“In a sometimes judgmental world, our costumes can change who we want to be seen as, and who we are destined to be.” Florence Pugh, spotlit in a giant glittering silver-and-black halo hat, nailed the essence of the Harris Reed phenomenon in her introductory speech at his show at Tate Modern.
As the entire fashion world knows, Harris is destined for Paris—he’ll be debuting at Nina Ricci imminently. So with this, only his fourth own-name collection since graduating from Central Saint Martins, and a Hollywood actor added to his growing fold of performer friends, he had a lot to celebrate—and a lot still to prove. He did it with a cinematically-lit circular procession of 10 black, gold, and silver, draped and swagged looks, and a theme centered on theatricality itself.
“All the world’s a stage,” he’d declared, earlier, quoting from Shakespeare’s As You Like It. “I’m someone who likes to play with grandeur and performative clothing. So I loved how in William Shakespeare, back in the day—even though it was different—men are dressing like women. This constant gender play for me felt very aligned with the brand.”
The American side of his consciousness, he added, also locked onto the idea of beauty pageants. In a further plot-twist, the swathes of gold lame, used to create panniers, wired stoles, and domed crinolines, were actually made from reclaimed theatre curtains from all over London. They glimmered glamorously alongside the glinting silver sequins of the harlequin bodysuits.

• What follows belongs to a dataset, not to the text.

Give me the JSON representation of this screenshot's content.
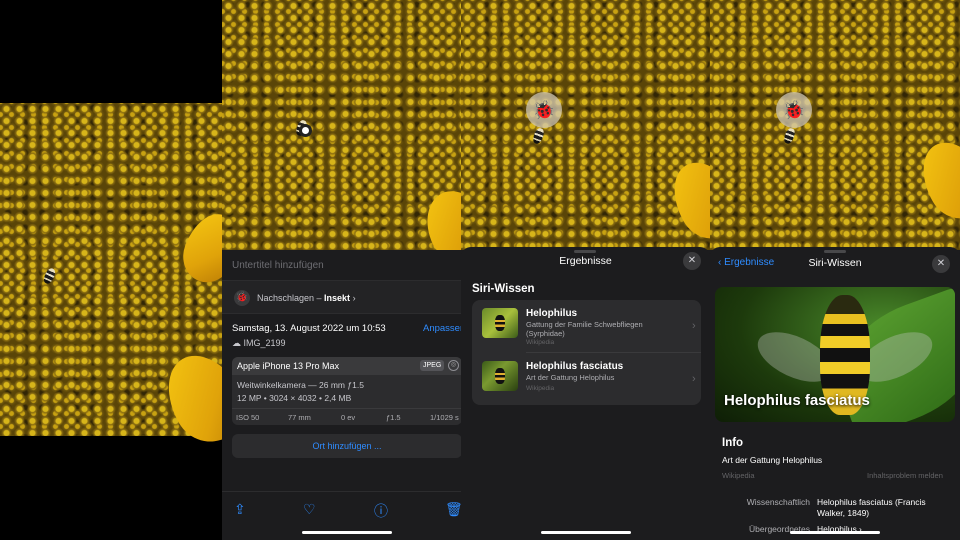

The look-book photos provided for Vogue Runway capture all the drama and the detail of the silhouettes, but not the fact that this was the first Harris Reed show which successfully broke the mold of his early tableaux presentations, and allowed the models to walk. That was, literally, a step forward—although, in these days of ever more wildly competitive event dressing, the willingness of celebrities to carry the vast and vertiginous on their bodies makes practicality and comfort almost cease to matter.

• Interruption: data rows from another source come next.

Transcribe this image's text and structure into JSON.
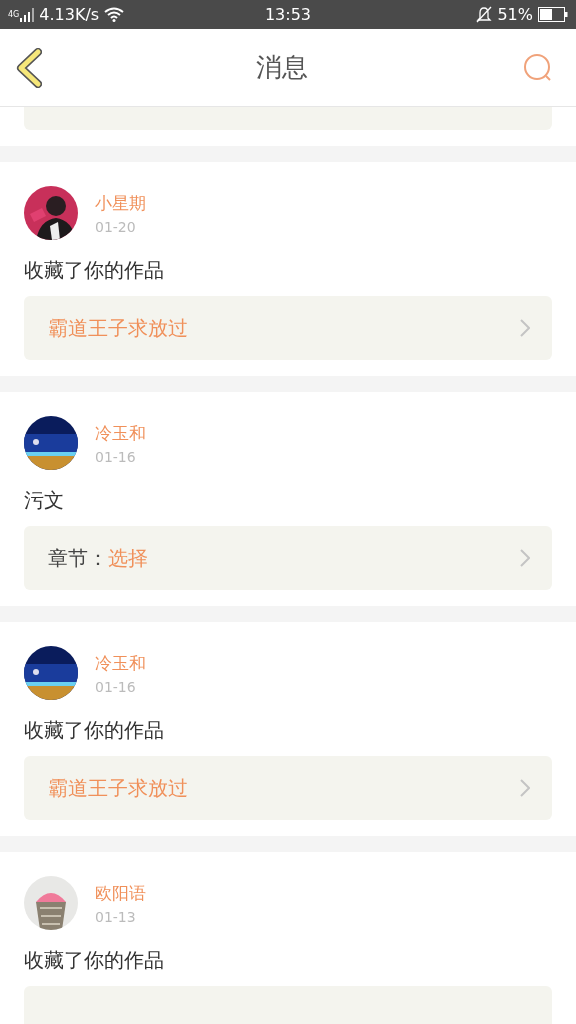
{
  "status_bar": {
    "network": "4G",
    "speed": "4.13K/s",
    "time": "13:53",
    "battery": "51%"
  },
  "nav": {
    "title": "消息"
  },
  "messages": [
    {
      "name": "小星期",
      "date": "01-20",
      "text": "收藏了你的作品",
      "link": {
        "kind": "work",
        "title": "霸道王子求放过"
      }
    },
    {
      "name": "冷玉和",
      "date": "01-16",
      "text": "污文",
      "link": {
        "kind": "chapter",
        "label": "章节：",
        "value": "选择"
      }
    },
    {
      "name": "冷玉和",
      "date": "01-16",
      "text": "收藏了你的作品",
      "link": {
        "kind": "work",
        "title": "霸道王子求放过"
      }
    },
    {
      "name": "欧阳语",
      "date": "01-13",
      "text": "收藏了你的作品"
    }
  ]
}
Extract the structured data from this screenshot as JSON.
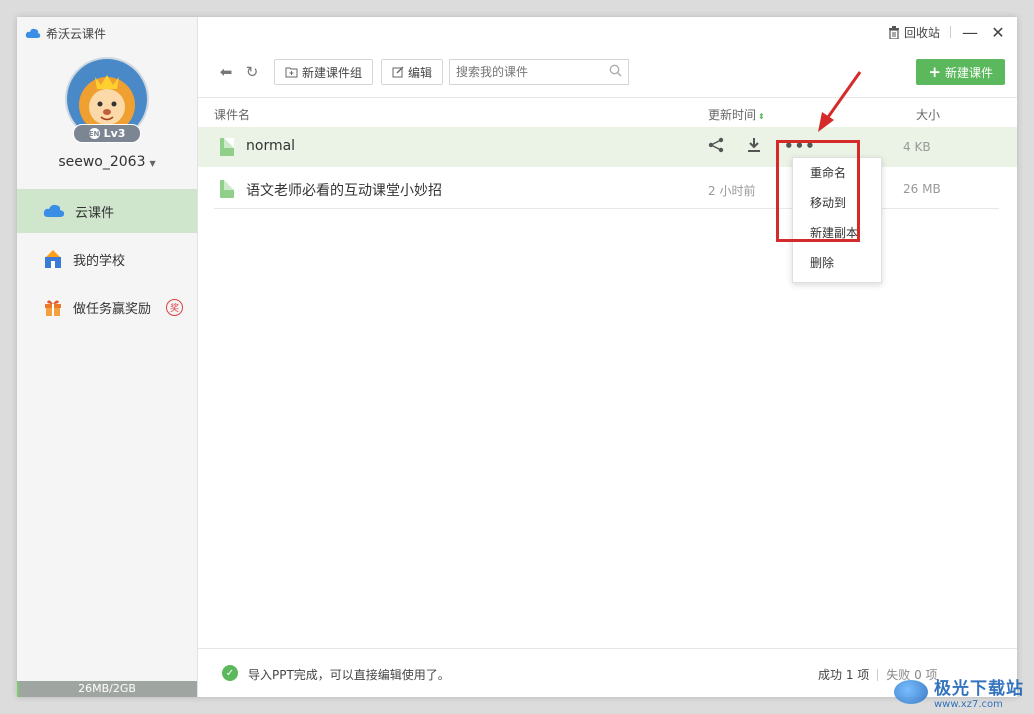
{
  "app": {
    "title": "希沃云课件"
  },
  "user": {
    "name": "seewo_2063",
    "level": "Lv3",
    "level_icon_text": "EN"
  },
  "sidebar": {
    "items": [
      {
        "label": "云课件",
        "active": true
      },
      {
        "label": "我的学校",
        "active": false
      },
      {
        "label": "做任务赢奖励",
        "badge": "奖",
        "active": false
      }
    ],
    "storage": {
      "label": "26MB/2GB",
      "used_fraction": 0.013
    }
  },
  "titlebar": {
    "recycle_label": "回收站"
  },
  "toolbar": {
    "new_group_label": "新建课件组",
    "edit_label": "编辑",
    "search_placeholder": "搜索我的课件",
    "new_courseware_label": "新建课件"
  },
  "table": {
    "headers": {
      "name": "课件名",
      "time": "更新时间",
      "size": "大小"
    },
    "rows": [
      {
        "name": "normal",
        "time": "",
        "size": "4 KB"
      },
      {
        "name": "语文老师必看的互动课堂小妙招",
        "time": "2 小时前",
        "size": "26 MB"
      }
    ]
  },
  "context_menu": {
    "items": [
      "重命名",
      "移动到",
      "新建副本",
      "删除"
    ]
  },
  "status": {
    "message": "导入PPT完成，可以直接编辑使用了。",
    "success": "成功 1 项",
    "fail": "失败 0 项"
  },
  "watermark": {
    "name": "极光下载站",
    "url": "www.xz7.com"
  },
  "colors": {
    "accent": "#5cb85c",
    "highlight": "#d42a2a",
    "active_nav": "#cfe6cc"
  }
}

Harris Reed as a custom business makes total sense when he has loyal friends and is working in a zeitgeist where entertainment and fashion have fused. Up next, we’ll be seeing what he brings to Paris, in what is traditionally a more ready-to-wear environment. Harry Styles already famously walked out the first Harris Reed for Nina Ricci tuxedo suit—a preview that already broke with the womenswear tradition of the brand. Whatever happens, the excitement around that launch is guaranteed to blow up Paris fashion week.